The Chancellor’s absence during Boris Johnson’s partygate travails have not gone unnoticed at Westminster, with many suspecting that he was keeping his head down in anticipation of an imminent Tory leadership election.
But with millions of families about to be hit by soaring energy costs, higher council tax bills, rising inflation and a further hike in interest rates, Sunak could not stay hidden away in the Treasury forever.
And so he re-emerged this morning with a three-pronged £9bn support package which, he said, will help 28 million households make ends meet by cutting their council tax and energy bill.

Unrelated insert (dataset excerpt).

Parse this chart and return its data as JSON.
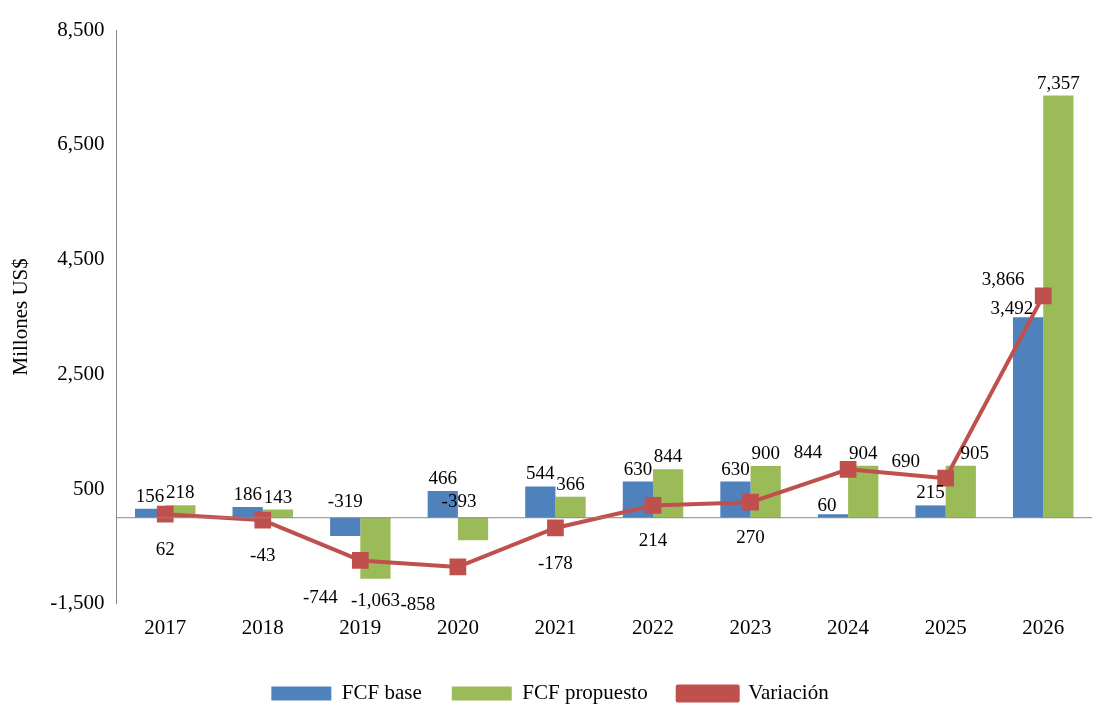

Here is what each part of the plan looks like.
Lower energy bills
Every household in England, Scotland and Wales is set to benefit from a £200 cut in their energy bills from October, the Chancellor announced, just minutes after Ofgem revealed that the energy price cap is rising by £693 to £1,971. But there’s a catch. The discount will be funded by the government, but will then be clawed back by energy suppliers adding £40 to customers’ bills every year for five years, starting in 2023. Ministers say wholesale gas prices - and therefore overall bills - will be lower by then. But that is by no means guaranteed.
Council tax rebate
English households in council tax bands A-D will receive a £150 rebate on their bills from April. The one-off, government-funded discount is expected to benefit around 80 per cent of all homes in England.
Targeted help for the poor
Local authorities are to receive discretionary funding of £144 million to provide support for vulnerable people and those on low incomes who either do not pay council tax, or who live in properties in council tax bands E-H.
Sunak said: “Right now, I know the number one issue on people’s minds is the rising cost of living.
“That’s why the Government is stepping in with direct support that will help around 28 million households with their rising energy costs over the next year.
“We stood behind British people and businesses throughout the pandemic and it’s right we continue to do that as our economy recovers in the months ahead.”
But Shadow Chancellor Rachel Reeves said: “The Chancellor wants to load costs on taxpayers with a buy now, pay later scheme – while Labour will keep bills low with a windfall tax on North Sea oil and gas producers with booming profits.
“In the midst of a cost of living crisis, the Government’s proposals will leave families in Britain paying hundreds of pounds more as a result of the breathtaking rise in energy prices. It will be of little comfort to many.”